Technological advancements and the recovering economy are indeed changing the needs of today’s workforce as well as the need for improved efficiency in commercial office space. To date, much of the focus from experts has put a great emphasis on trends such as collaborative workstations and virtual office space. However, as Senior Vice President of a national real estate firm and leasing agent of the tallest office tower in Florida which is home to 415,000 square feet of law firm tenants (eight of those firms currently listed on the 2013 Am Law 200), I’ve noticed that top law firms are incorporating more modern, efficient designs geared towards costs savings and collaboration, taking a different approach than creative-focused companies.

With employees and clients in mind, law firms are navigating the delicate balance of blending efficient design and modernizing with elements that permit confidentiality for face-to-face client meetings. As a result, efficiency for law firms does not translate to the open work workstations that have become popular at other companies. Instead, it is exemplified in clustered conference rooms situated near the main lobby or entrance. By not having clients walk through the extended hallways of a law firm to get to a partner’s corner office, firms can opt for more modest, cost effective office space.

Rather than open workstations and offices that are more popular in the creative sectors, law firms are not ready to tear down the walls altogether, as there are sensitive and private conversations to be had which cannot take place in an open room on high-top tables. Instead, more firms are incorporating glass for large windows and perimeter walls into office design which not only promotes connectivity but also offsets the impact of the overall shrinking of individual office space.

The generational gap within the modern workplace has impacted design planning as well. From the increased use of technology, to paperless filing to online law libraries, the structure of offices has shifted virtually. In many companies, this has led to the reduced need for support staff such as administrative assistants, downgrading the ratio that was once 3 lawyers to 1 assistant to about 7 to 1.  Some of the larger firms are even centralizing support staff in a neutral, less metropolitan city to reduce the cost of having teams of such personnel at every location.

To offset the individualized working existence as a result of a more technologically advanced workplace, connectivity is essential. This is achieved through creating purposeful in-house amenities, such as in-house cafeterias, lounges complete with baristas and TV monitors, and Wi-Fi throughout to allow for movement.

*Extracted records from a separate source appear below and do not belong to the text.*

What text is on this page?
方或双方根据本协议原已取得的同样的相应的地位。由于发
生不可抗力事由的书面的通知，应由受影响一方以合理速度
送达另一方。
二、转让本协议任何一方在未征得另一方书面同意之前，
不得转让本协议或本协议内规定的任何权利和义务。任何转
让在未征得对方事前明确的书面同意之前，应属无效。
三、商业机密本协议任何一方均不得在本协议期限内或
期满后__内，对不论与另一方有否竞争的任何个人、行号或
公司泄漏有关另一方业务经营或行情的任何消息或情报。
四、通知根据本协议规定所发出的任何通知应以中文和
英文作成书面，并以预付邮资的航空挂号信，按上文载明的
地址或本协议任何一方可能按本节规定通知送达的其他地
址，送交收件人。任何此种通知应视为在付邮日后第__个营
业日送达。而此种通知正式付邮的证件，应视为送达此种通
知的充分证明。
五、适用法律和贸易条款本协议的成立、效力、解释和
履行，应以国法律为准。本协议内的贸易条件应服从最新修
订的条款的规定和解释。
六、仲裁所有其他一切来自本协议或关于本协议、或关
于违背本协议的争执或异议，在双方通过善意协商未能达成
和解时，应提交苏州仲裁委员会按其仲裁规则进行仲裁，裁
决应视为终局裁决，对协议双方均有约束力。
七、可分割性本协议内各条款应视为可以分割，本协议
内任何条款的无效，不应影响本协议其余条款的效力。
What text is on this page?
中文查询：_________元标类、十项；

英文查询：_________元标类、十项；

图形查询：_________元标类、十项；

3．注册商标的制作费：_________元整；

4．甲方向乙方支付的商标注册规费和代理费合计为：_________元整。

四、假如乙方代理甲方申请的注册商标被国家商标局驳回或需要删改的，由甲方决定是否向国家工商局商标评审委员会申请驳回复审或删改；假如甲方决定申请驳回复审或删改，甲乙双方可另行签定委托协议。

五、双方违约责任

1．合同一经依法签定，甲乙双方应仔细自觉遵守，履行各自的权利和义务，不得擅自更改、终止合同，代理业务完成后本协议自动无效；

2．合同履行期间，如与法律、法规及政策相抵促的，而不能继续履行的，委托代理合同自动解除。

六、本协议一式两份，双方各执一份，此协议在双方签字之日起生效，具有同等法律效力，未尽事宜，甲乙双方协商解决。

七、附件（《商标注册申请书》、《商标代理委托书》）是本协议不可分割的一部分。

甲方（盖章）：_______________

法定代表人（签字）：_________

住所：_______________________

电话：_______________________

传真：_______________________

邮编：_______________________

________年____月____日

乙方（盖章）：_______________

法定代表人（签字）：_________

While the office space needs of professional service firms are quite different from those of other businesses, law firms still aim to be on-trend for employees and clients as well as relevant in an ever-changing society. Some traditional elements specific to the highly professional nature of the law industry still remain the same, but changes including reducing staff in particular locations, making sure there is less non-usable square footage, and maximizing the use of space are major results of the economy that have led to the current design trends and emphasis toward more efficient law offices.